Alors oui, niveau difficulté SK n’est pas exactement canon vis-à-vis de sa prétention d’être un jeu NES de la grande époque. Beaucoup lui ont reproché sa trop grande facilité et c’est en partie vrai : le premier run est facile (4h pour les plus balèzes d’entre vous, 6-8h pour ceux qui veulent prendre leur temps et/ou les n00bs comme moi) mais ce n’est que l’échauffement pour le New Game + qui met la barre nettement plus haut. Moins de checkpoints, ennemis plus méchants, boss plus coriaces : vous vouliez du challenge ? Vous allez être servis. Pour espérer en voir le bout, il va falloir mémoriser chaque séquence de sauts, chaque pattern d’ennemis au milli-poil de cul au point que vous finirez par regretter ce premier run soi-disant trop facile : vous n’avez absolument plus droit à l’erreur et bourriner un boss à la baguette de feu ne fonctionne plus. Vous ne voulez pas attendre le NG+ pour monter la difficulté d’un cran ?  Vous n’avez qu’à détruire tous les checkpoints de chaque niveau (contre un petit pécule). Alors, on dit plus rien ? Plus de questions à la con ? On va jouer au jeu, maintenant ? Hein ? HEIN ? (1)
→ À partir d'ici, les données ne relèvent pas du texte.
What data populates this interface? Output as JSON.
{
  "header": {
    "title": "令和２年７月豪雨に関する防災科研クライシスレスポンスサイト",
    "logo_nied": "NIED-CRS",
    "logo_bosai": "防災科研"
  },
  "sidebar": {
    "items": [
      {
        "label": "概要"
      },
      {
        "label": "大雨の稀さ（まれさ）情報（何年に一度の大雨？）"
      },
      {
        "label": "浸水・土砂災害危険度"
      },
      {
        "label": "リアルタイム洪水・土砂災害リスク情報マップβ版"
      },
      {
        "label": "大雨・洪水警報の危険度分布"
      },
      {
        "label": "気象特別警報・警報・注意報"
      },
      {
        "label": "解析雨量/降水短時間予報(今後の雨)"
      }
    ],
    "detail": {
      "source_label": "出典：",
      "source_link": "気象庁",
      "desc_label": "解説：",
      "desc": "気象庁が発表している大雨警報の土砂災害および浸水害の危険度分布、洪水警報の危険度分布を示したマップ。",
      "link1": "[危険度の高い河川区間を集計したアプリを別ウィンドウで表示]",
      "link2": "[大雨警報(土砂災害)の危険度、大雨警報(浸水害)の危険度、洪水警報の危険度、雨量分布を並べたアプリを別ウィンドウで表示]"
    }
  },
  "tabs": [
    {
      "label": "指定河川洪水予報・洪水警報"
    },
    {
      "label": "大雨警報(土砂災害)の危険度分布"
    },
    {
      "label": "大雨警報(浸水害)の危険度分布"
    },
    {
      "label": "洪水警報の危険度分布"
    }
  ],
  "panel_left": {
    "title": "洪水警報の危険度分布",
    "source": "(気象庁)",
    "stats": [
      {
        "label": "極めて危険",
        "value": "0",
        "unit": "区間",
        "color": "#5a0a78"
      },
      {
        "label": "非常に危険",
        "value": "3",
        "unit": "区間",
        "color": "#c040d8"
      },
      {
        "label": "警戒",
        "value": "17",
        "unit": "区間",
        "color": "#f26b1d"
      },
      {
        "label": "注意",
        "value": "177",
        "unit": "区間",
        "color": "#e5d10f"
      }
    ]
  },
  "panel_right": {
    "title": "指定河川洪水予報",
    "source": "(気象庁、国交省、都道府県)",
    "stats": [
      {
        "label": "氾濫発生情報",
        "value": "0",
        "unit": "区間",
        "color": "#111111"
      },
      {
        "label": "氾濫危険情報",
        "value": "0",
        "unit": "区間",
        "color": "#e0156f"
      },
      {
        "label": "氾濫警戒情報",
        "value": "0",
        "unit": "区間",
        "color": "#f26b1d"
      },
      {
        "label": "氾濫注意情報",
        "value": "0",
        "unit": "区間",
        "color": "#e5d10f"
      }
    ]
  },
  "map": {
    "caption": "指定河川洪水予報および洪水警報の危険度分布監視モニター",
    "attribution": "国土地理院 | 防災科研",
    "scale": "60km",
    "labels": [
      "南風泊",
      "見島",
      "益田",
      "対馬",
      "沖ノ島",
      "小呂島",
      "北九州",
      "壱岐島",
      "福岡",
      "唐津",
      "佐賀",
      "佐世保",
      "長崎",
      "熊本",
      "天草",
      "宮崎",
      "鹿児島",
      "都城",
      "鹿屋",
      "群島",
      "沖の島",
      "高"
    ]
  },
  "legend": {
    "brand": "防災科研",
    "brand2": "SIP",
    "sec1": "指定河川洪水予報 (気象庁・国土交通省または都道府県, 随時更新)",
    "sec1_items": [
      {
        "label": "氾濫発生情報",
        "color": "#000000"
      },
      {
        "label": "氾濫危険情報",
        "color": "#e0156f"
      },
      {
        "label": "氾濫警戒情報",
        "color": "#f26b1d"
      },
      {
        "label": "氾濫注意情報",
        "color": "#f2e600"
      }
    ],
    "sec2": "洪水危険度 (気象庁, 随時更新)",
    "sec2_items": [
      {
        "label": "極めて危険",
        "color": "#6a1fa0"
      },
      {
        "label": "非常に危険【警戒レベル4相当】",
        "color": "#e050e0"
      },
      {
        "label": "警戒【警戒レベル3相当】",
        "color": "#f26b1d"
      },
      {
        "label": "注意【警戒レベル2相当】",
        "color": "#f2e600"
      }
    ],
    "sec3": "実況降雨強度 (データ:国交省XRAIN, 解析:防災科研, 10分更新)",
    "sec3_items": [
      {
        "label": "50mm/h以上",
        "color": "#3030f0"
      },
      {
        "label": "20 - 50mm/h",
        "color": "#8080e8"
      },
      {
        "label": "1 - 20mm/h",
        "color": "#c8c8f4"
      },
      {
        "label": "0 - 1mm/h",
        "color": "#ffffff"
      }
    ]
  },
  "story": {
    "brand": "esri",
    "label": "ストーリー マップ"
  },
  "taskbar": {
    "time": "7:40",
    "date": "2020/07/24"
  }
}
Shovel Knight est un généreux best-of du jeu de plateforme NES qui n’oublie pas d’y injecter sa personnalité et ses propres idées, tout en virant pas au discours référentiel complètement creux (la plaie des jeux dit « retro » à l’instar de l’infâme Retro City Rampage). Oldschool, ça oui, mais la quantité de petits éléments modernes (les checkpoints, l’inventaire fourni, le système repris des Souls) rendent le jeu de Yacht Club Games tout bonnement indispensable. Contrairement à certains jeux bêtement hardcore parce que c’est retro-donc-c’est-dur-t’as-vu, Shovel Knight propose un challenge raisonnable (la preuve, je l’ai bouclé – et sans casser ma manette) mais modulable pour les affamés qui voudraient retrouver le feeling vrai des jeux d’antan.

Conclusion : n00bs et PGM, JOUEZ A SHOVEL KNIGHT, STOU

(1) Quoi, tu y joues déjà ? T’AS BIEN RAISON.